We get into arguments like this (and even more esoteric) stuff all the time. Oh, open debate is healthy and we eventually come to a reasoned, balanced decision, blah, blah, blah, but these kinds of arguments made me realize that the thing I love most about .NET is that one of the most contentious arguments has just gone away: “What’s the best language?” In the old days, this boiled down to VB vs. C++, otherwise known as practical vs. theoretical, simple vs. complicated or even, my personal favorite, journalism major vs. computer scientist. The argument was a real one, though, because VB6 and below put a real straight jacket on you when it came to real object-oriented features (the lack of implementation inheritance springs to mind), whereas C++ was so hard for so many people, it was almost impossible to build correct code with it. Much mud was thrown during these debates and no progress was ever made.
Until now.
Now, we have the same “What’s the best language” arguments over VB.NET vs. C#, but they always peter out very quickly. While it’s true that VB.NET makes it much easier to build late binding component clients and C# allows unsafe code sections, neither of these features is enough for us to avoid agreeing that, modulo syntax, the two languages overlap by about 90%. Which means, and now I’m coming to the part that really makes me love .NET, I get to work with lots more smart people at DevelopMentor. Before, it was about the star-bellied Sneetches and the plain-bellied Sneetches. Since I felt I was one with a star on his belly (doesn’t everyone feel that way?), I couldn’t work with those without stars upon thars! Well, Sylvester McMonkey McBean, you can teach a Sneetch! [1]
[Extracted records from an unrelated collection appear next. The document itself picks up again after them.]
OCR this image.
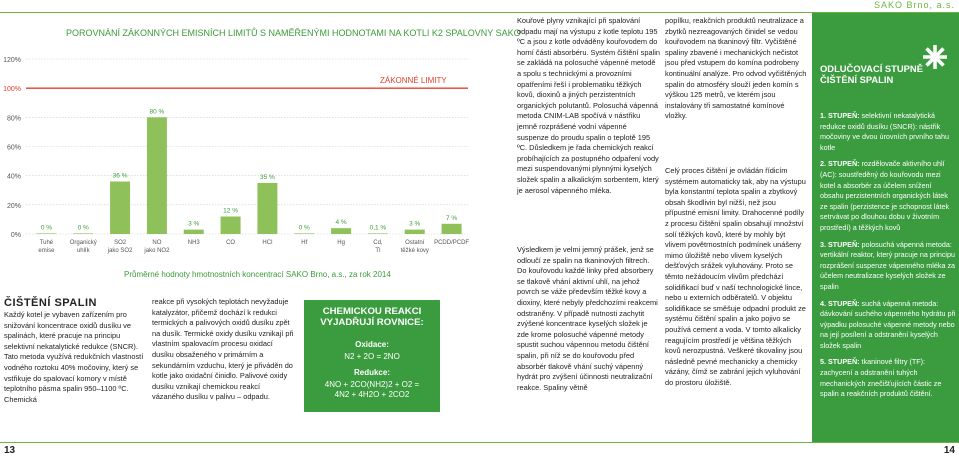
SAKO Brno, a.s.
POROVNÁNÍ ZÁKONNÝCH EMISNÍCH LIMITŮ S NAMĚŘENÝMI HODNOTAMI NA KOTLI K2 SPALOVNY SAKO
ZÁKONNÉ LIMITY
0%
20%
40%
60%
80%
100%
120%
0 %
Tuhé
emise
0 %
Organický
uhlík
36 %
SO2
jako SO2
80 %
NO
jako NO2
3 %
NH3
12 %
CO
35 %
HCl
0 %
Hf
4 %
Hg
0,1 %
Cd,
Tl
3 %
Ostatní
těžké kovy
7 %
PCDD/PCDF
Průměrné hodnoty hmotnostních koncentrací SAKO Brno, a.s., za rok 2014
ČIŠTĚNÍ SPALIN
Každý kotel je vybaven zařízením pro snižování koncentrace oxidů dusíku ve spalinách, které pracuje na principu selektivní nekatalytické redukce (SNCR). Tato metoda využívá redukčních vlastností vodného roztoku 40% močoviny, který se vstřikuje do spalovací komory v místě teplotního pásma spalin 950–1100 ºC. Chemická
reakce při vysokých teplotách nevyžaduje katalyzátor, přičemž dochází k redukci termických a palivových oxidů dusíku zpět na dusík. Termické oxidy dusíku vznikají při vlastním spalovacím procesu oxidací dusíku obsaženého v primárním a sekundárním vzduchu, který je přiváděn do kotle jako oxidační činidlo. Palivové oxidy dusíku vznikají chemickou reakcí vázaného dusíku v palivu – odpadu.
CHEMICKOU REAKCI VYJADŘUJÍ ROVNICE:
Oxidace:
N2 + 2O = 2NO
Redukce:
4NO + 2CO(NH2)2 + O2 =
4N2 + 4H2O + 2CO2
Kouřové plyny vznikající při spalování odpadu mají na výstupu z kotle teplotu 195 ºC a jsou z kotle odváděny kouřovodem do horní části absorbéru. Systém čištění spalin se zakládá na polosuché vápenné metodě a spolu s technickými a provozními opatřeními řeší i problematiku těžkých kovů, dioxinů a jiných perzistentních organických polutantů. Polosuchá vápenná metoda CNIM-LAB spočívá v nástřiku jemně rozprášené vodní vápenné suspenze do proudu spalin o teplotě 195 ºC. Důsledkem je řada chemických reakcí probíhajících za postupného odpaření vody mezi suspendovanými plynnými kyselých složek spalin a alkalickým sorbentem, který je aerosol vápenného mléka.
Výsledkem je velmi jemný prášek, jenž se odloučí ze spalin na tkaninových filtrech. Do kouřovodu každé linky před absorbery se tlakově vhání aktivní uhlí, na jehož povrch se váže především těžké kovy a dioxiny, které nebyly předchozími reakcemi odstraněny. V případě nutnosti zachytit zvýšené koncentrace kyselých složek je zde krome polosuché vápenné metody spustit suchou vápennou metodu čištění spalin, při níž se do kouřovodu před absorbér tlakově vhání suchý vápenný hydrát pro zvýšení účinnosti neutralizační reakce. Spaliny větně
popílku, reakčních produktů neutralizace a zbytků nezreagovaných činidel se vedou kouřovodem na tkaninový filtr. Vyčištěné spaliny zbavené i mechanických nečistot jsou před vstupem do komína podrobeny kontinuální analýze. Pro odvod vyčištěných spalin do atmosféry slouží jeden komín s výškou 125 metrů, ve kterém jsou instalovány tři samostatné komínové vložky.
Celý proces čištění je ovládán řídicím systémem automaticky tak, aby na výstupu byla konstantní teplota spalin a zbytkový obsah škodlivin byl nižší, než jsou přípustné emisní limity. Drahocenné podíly z procesu čištění spalin obsahují množství solí těžkých kovů, které by mohly být vlivem povětrnostních podmínek unášeny mimo úložiště nebo vlivem kyselých dešťových srážek vyluhovány. Proto se těmto nežádoucím vlivům předchází solidifikací buď v naší technologické lince, nebo u externích odběratelů. V objektu solidifikace se směšuje odpadní produkt ze systému čištění spalin a jako pojivo se používá cement a voda. V tomto alkalicky reagujícím prostředí je většina těžkých kovů nerozpustná. Veškeré tikovaliny jsou následně pevné mechanicky a chemicky vázány, čímž se zabrání jejich vyluhování do prostoru úložiště.
ODLUČOVACÍ STUPNĚ ČIŠTĚNÍ SPALIN
1. STUPEŇ: selektivní nekatalytická redukce oxidů dusíku (SNCR): nástřik močoviny ve dvou úrovních prvního tahu kotle
2. STUPEŇ: rozdělovače aktivního uhlí (AC): soustředěný do kouřovodu mezi kotel a absorbér za účelem snížení obsahu perzistentních organických látek ze spalin (perzistence je schopnost látek setrvávat po dlouhou dobu v životním prostředí) a těžkých kovů
3. STUPEŇ: polosuchá vápenná metoda: vertikální reaktor, který pracuje na principu rozprášení suspenze vápenného mléka za účelem neutralizace kyselých složek ze spalin
4. STUPEŇ: suchá vápenná metoda: dávkování suchého vápenného hydrátu při výpadku polosuché vápenné metody nebo na její posílení a odstranění kyselých složek spalin
5. STUPEŇ: tkaninové filtry (TF): zachycení a odstranění tuhých mechanických znečišťujících částic ze spalin a reakčních produktů čištění.
13	14
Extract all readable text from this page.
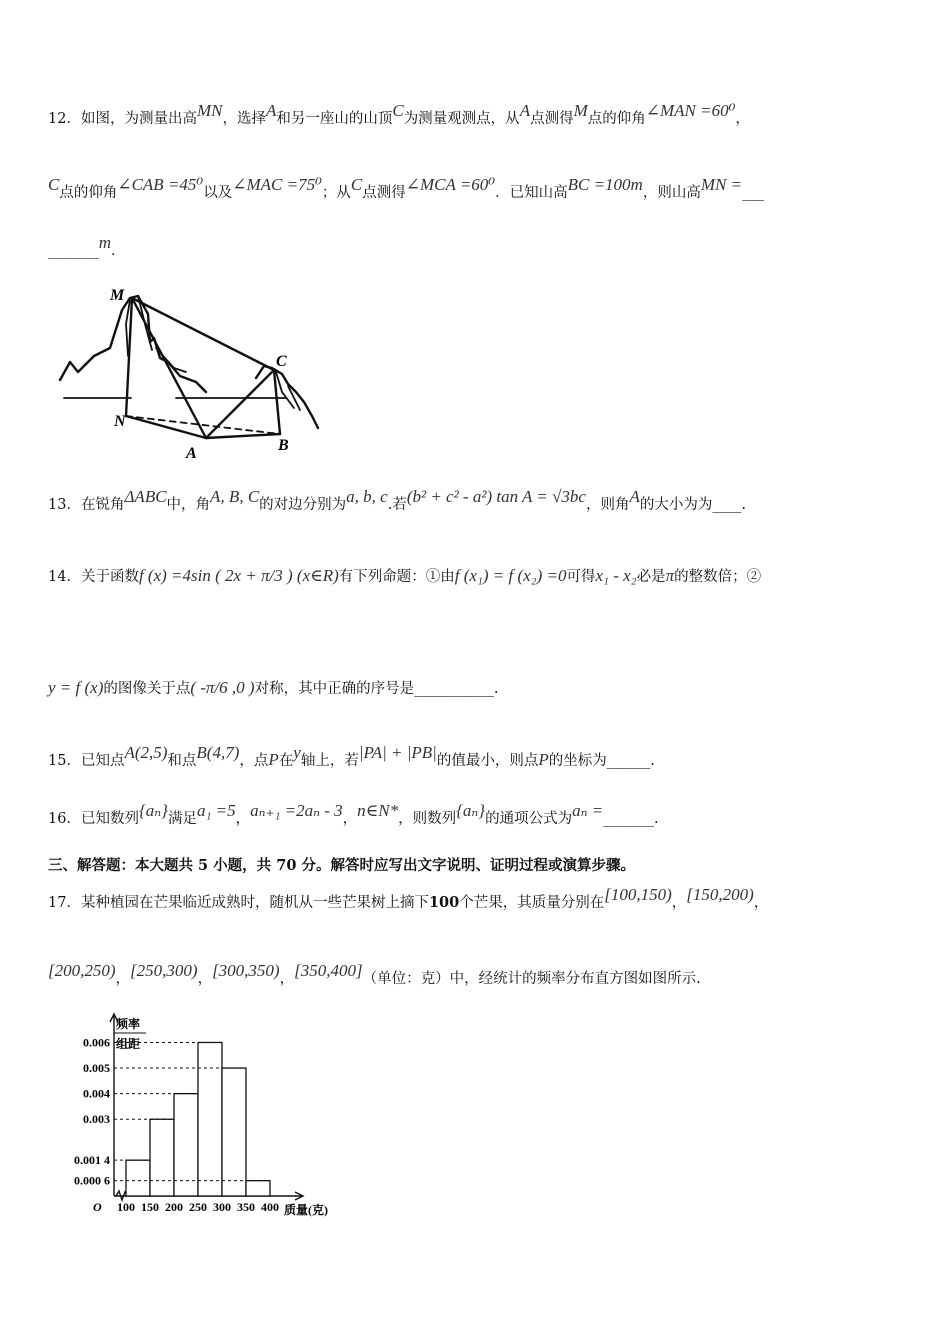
12．如图，为测量出高MN，选择A和另一座山的山顶C为测量观测点，从A点测得M点的仰角∠MAN =60⁰，
C点的仰角∠CAB =45⁰以及∠MAC =75⁰；从C点测得∠MCA =60⁰．已知山高BC =100m，则山高MN =___
_______m．
M
N
A	B
C
13．在锐角ΔABC中，角A, B, C的对边分别为a, b, c.若(b² + c² - a²) tan A = √3bc，则角A的大小为为____.
14．关于函数f (x) =4sin ( 2x + π/3 ) (x∈R)有下列命题：①由f (x₁) = f (x₂) =0可得x₁ - x₂必是π的整数倍；②
y = f (x)的图像关于点( -π/6 ,0 )对称，其中正确的序号是___________.
15．已知点A(2,5)和点B(4,7)，点P在y轴上，若|PA| + |PB|的值最小，则点P的坐标为______.
16．已知数列{aₙ}满足a₁ =5，aₙ₊₁ =2aₙ - 3，n∈N*，则数列{aₙ}的通项公式为aₙ =_______.
三、解答题：本大题共 5 小题，共 70 分。解答时应写出文字说明、证明过程或演算步骤。
17．某种植园在芒果临近成熟时，随机从一些芒果树上摘下100个芒果，其质量分别在[100,150)，[150,200)，
[200,250)，[250,300)，[300,350)，[350,400]（单位：克）中，经统计的频率分布直方图如图所示.
频率
组距
O	质量(克)
0.000 6
0.001 4
0.003
0.004
0.005
0.006
100 150 200 250 300 350 400
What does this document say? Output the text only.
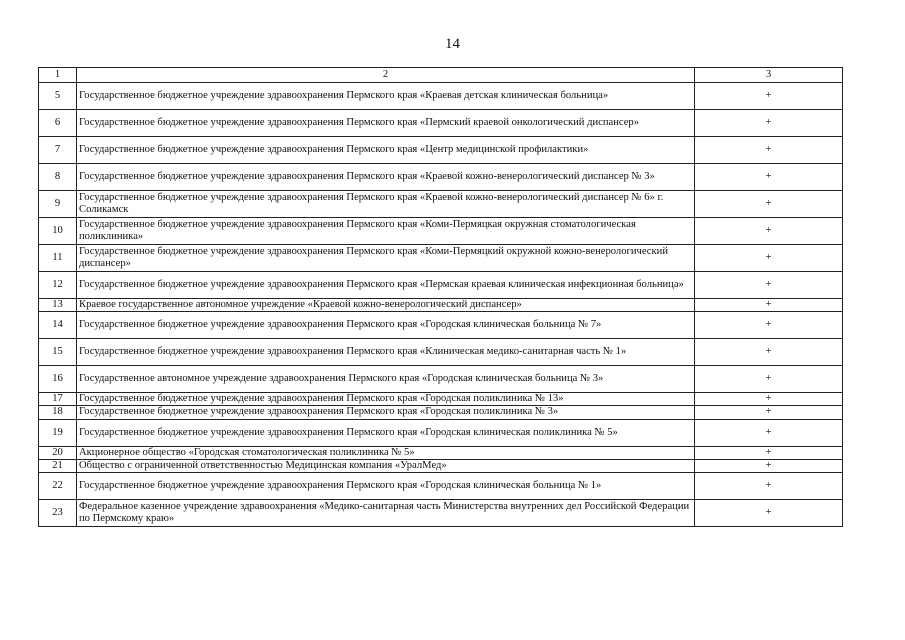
14
1	2	3
5	Государственное бюджетное учреждение здравоохранения Пермского края «Краевая детская клиническая больница»	+
6	Государственное бюджетное учреждение здравоохранения Пермского края «Пермский краевой онкологический диспансер»	+
7	Государственное бюджетное учреждение здравоохранения Пермского края «Центр медицинской профилактики»	+
8	Государственное бюджетное учреждение здравоохранения Пермского края «Краевой кожно-венерологический диспансер № 3»	+
9	Государственное бюджетное учреждение здравоохранения Пермского края «Краевой кожно-венерологический диспансер № 6» г. Соликамск	+
10	Государственное бюджетное учреждение здравоохранения Пермского края «Коми-Пермяцкая окружная стоматологическая поликлиника»	+
11	Государственное бюджетное учреждение здравоохранения Пермского края «Коми-Пермяцкий окружной кожно-венерологический диспансер»	+
12	Государственное бюджетное учреждение здравоохранения Пермского края «Пермская краевая клиническая инфекционная больница»	+
13	Краевое государственное автономное учреждение «Краевой кожно-венерологический диспансер»	+
14	Государственное бюджетное учреждение здравоохранения Пермского края «Городская клиническая больница № 7»	+
15	Государственное бюджетное учреждение здравоохранения Пермского края «Клиническая медико-санитарная часть № 1»	+
16	Государственное автономное учреждение здравоохранения Пермского края «Городская клиническая больница № 3»	+
17	Государственное бюджетное учреждение здравоохранения Пермского края «Городская поликлиника № 13»	+
18	Государственное бюджетное учреждение здравоохранения Пермского края «Городская поликлиника № 3»	+
19	Государственное бюджетное учреждение здравоохранения Пермского края «Городская клиническая поликлиника № 5»	+
20	Акционерное общество «Городская стоматологическая поликлиника № 5»	+
21	Общество с ограниченной ответственностью Медицинская компания «УралМед»	+
22	Государственное бюджетное учреждение здравоохранения Пермского края «Городская клиническая больница № 1»	+
23	Федеральное казенное учреждение здравоохранения «Медико-санитарная часть Министерства внутренних дел Российской Федерации по Пермскому краю»	+
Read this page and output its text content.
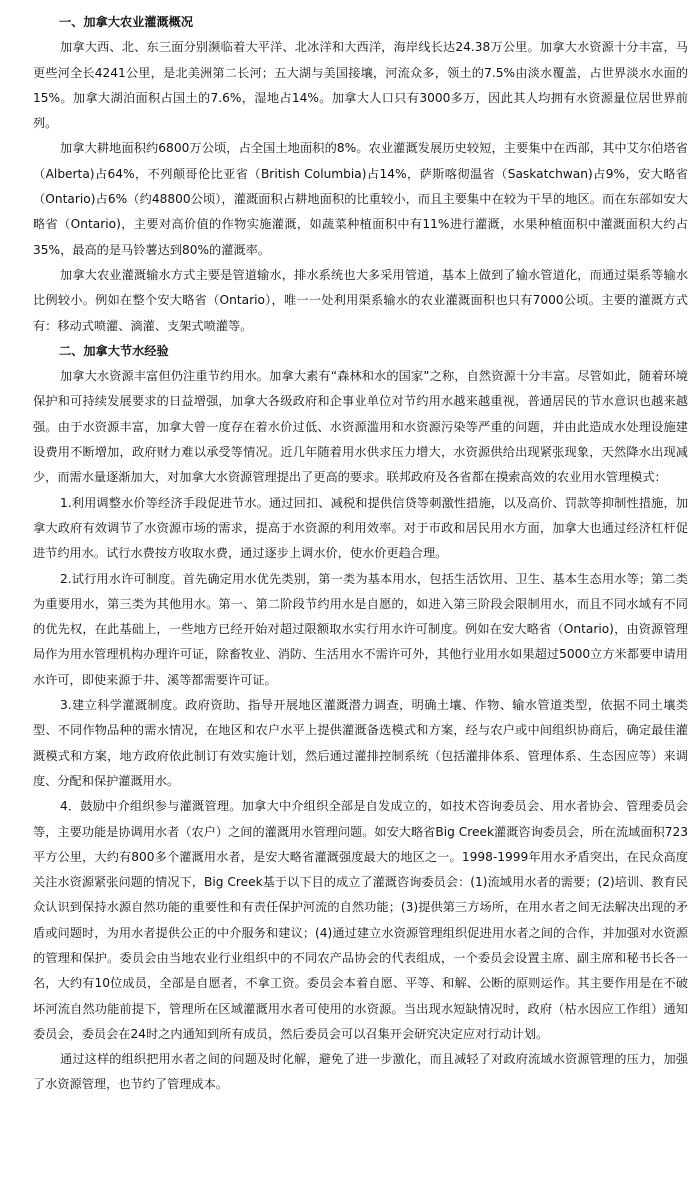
一、加拿大农业灌溉概况

加拿大西、北、东三面分别濒临着大平洋、北冰洋和大西洋，海岸线长达24.38万公里。加拿大水资源十分丰富，马更些河全长4241公里，是北美洲第二长河；五大湖与美国接壤，河流众多，领土的7.5%由淡水覆盖，占世界淡水水面的15%。加拿大湖泊面积占国土的7.6%，湿地占14%。加拿大人口只有3000多万，因此其人均拥有水资源量位居世界前列。

加拿大耕地面积约6800万公顷，占全国土地面积的8%。农业灌溉发展历史较短，主要集中在西部，其中艾尔伯塔省（Alberta)占64%，不列颠哥伦比亚省（British Columbia)占14%，萨斯喀彻温省（Saskatchwan)占9%，安大略省（Ontario)占6%（约48800公顷），灌溉面积占耕地面积的比重较小，而且主要集中在较为干旱的地区。而在东部如安大略省（Ontario)，主要对高价值的作物实施灌溉，如蔬菜种植面积中有11%进行灌溉，水果种植面积中灌溉面积大约占35%，最高的是马铃薯达到80%的灌溉率。

加拿大农业灌溉输水方式主要是管道输水，排水系统也大多采用管道，基本上做到了输水管道化，而通过渠系等输水比例较小。例如在整个安大略省（Ontario），唯一一处利用渠系输水的农业灌溉面积也只有7000公顷。主要的灌溉方式有：移动式喷灌、滴灌、支架式喷灌等。

二、加拿大节水经验

加拿大水资源丰富但仍注重节约用水。加拿大素有“森林和水的国家”之称，自然资源十分丰富。尽管如此，随着环境保护和可持续发展要求的日益增强，加拿大各级政府和企事业单位对节约用水越来越重视，普通居民的节水意识也越来越强。由于水资源丰富，加拿大曾一度存在着水价过低、水资源滥用和水资源污染等严重的问题，并由此造成水处理设施建设费用不断增加，政府财力难以承受等情况。近几年随着用水供求压力增大，水资源供给出现紧张现象，天然降水出现减少，而需水量逐渐加大，对加拿大水资源管理提出了更高的要求。联邦政府及各省都在摸索高效的农业用水管理模式：

1.利用调整水价等经济手段促进节水。通过回扣、减税和提供信贷等刺激性措施，以及高价、罚款等抑制性措施，加拿大政府有效调节了水资源市场的需求，提高于水资源的利用效率。对于市政和居民用水方面，加拿大也通过经济杠杆促进节约用水。试行水费按方收取水费，通过逐步上调水价，使水价更趋合理。

2.试行用水许可制度。首先确定用水优先类别，第一类为基本用水，包括生活饮用、卫生、基本生态用水等；第二类为重要用水，第三类为其他用水。第一、第二阶段节约用水是自愿的，如进入第三阶段会限制用水，而且不同水域有不同的优先权，在此基础上，一些地方已经开始对超过限额取水实行用水许可制度。例如在安大略省（Ontario)，由资源管理局作为用水管理机构办理许可证，除畜牧业、消防、生活用水不需许可外，其他行业用水如果超过5000立方米都要申请用水许可，即使来源于井、溪等都需要许可证。

3.建立科学灌溉制度。政府资助、指导开展地区灌溉潜力调查，明确土壤、作物、输水管道类型，依据不同土壤类型、不同作物品种的需水情况，在地区和农户水平上提供灌溉备选模式和方案，经与农户或中间组织协商后，确定最佳灌溉模式和方案，地方政府依此制订有效实施计划，然后通过灌排控制系统（包括灌排体系、管理体系、生态因应等）来调度、分配和保护灌溉用水。

4．鼓励中介组织参与灌溉管理。加拿大中介组织全部是自发成立的，如技术咨询委员会、用水者协会、管理委员会等，主要功能是协调用水者（农户）之间的灌溉用水管理问题。如安大略省Big Creek灌溉咨询委员会，所在流域面积723平方公里，大约有800多个灌溉用水者，是安大略省灌溉强度最大的地区之一。1998-1999年用水矛盾突出，在民众高度关注水资源紧张问题的情况下，Big Creek基于以下目的成立了灌溉咨询委员会：(1)流域用水者的需要；(2)培训、教育民众认识到保持水源自然功能的重要性和有责任保护河流的自然功能；(3)提供第三方场所，在用水者之间无法解决出现的矛盾或问题时，为用水者提供公正的中介服务和建议；(4)通过建立水资源管理组织促进用水者之间的合作，并加强对水资源的管理和保护。委员会由当地农业行业组织中的不同农产品协会的代表组成，一个委员会设置主席、副主席和秘书长各一名，大约有10位成员，全部是自愿者，不拿工资。委员会本着自愿、平等、和解、公断的原则运作。其主要作用是在不破坏河流自然功能前提下，管理所在区域灌溉用水者可使用的水资源。当出现水短缺情况时，政府（枯水因应工作组）通知委员会，委员会在24时之内通知到所有成员，然后委员会可以召集开会研究决定应对行动计划。

通过这样的组织把用水者之间的问题及时化解，避免了进一步激化，而且减轻了对政府流域水资源管理的压力，加强了水资源管理，也节约了管理成本。
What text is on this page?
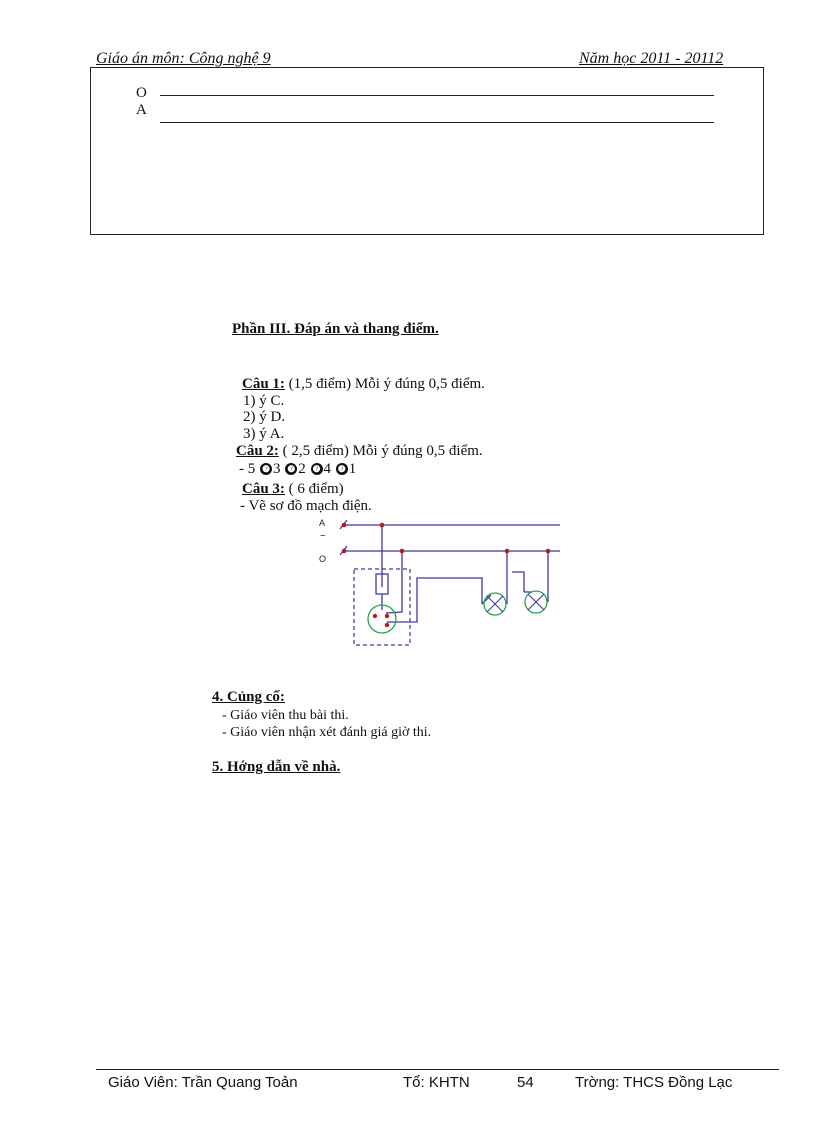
Giáo án môn: Công nghệ 9	Năm học 2011 - 20112
O
A
Phần III. Đáp án và thang điểm.
Câu 1: (1,5 điểm) Mỗi ý đúng 0,5 điểm.
1) ý C.
2) ý D.
3) ý A.
Câu 2: ( 2,5 điểm) Mỗi ý đúng 0,5 điểm.
- 5 ❼ 3 ❼ 2 ❼ 4 ❼ 1
Câu 3: ( 6 điểm)
- Vẽ sơ đồ mạch điện.
A
~
O
4. Củng cố:
- Giáo viên thu bài thi.
- Giáo viên nhận xét đánh giá giờ thi.
5. Hớng dẫn về nhà.
Giáo Viên: Trần Quang Toản	Tổ: KHTN	54	Trờng: THCS Đồng Lạc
I just got off the phone with a good friend of mine who I’ve never been able to work with before, because we’ve always had a great divide between us caused by my C++ bias. Now, for the first time, we get to work together! He can do his stuff in VB and I can either work with it directly, or I can easily port it to C#, because all the classes and functions that he’s going use in VB are going to be identical to what I would do in C#. So, while 90% of the language features overlap, there’s 99.999% overlap in the framework and how to use it between the two languages. To answer Rodney King’s immortal question, “Yes. Finally, thank .NET, we can all just get along.”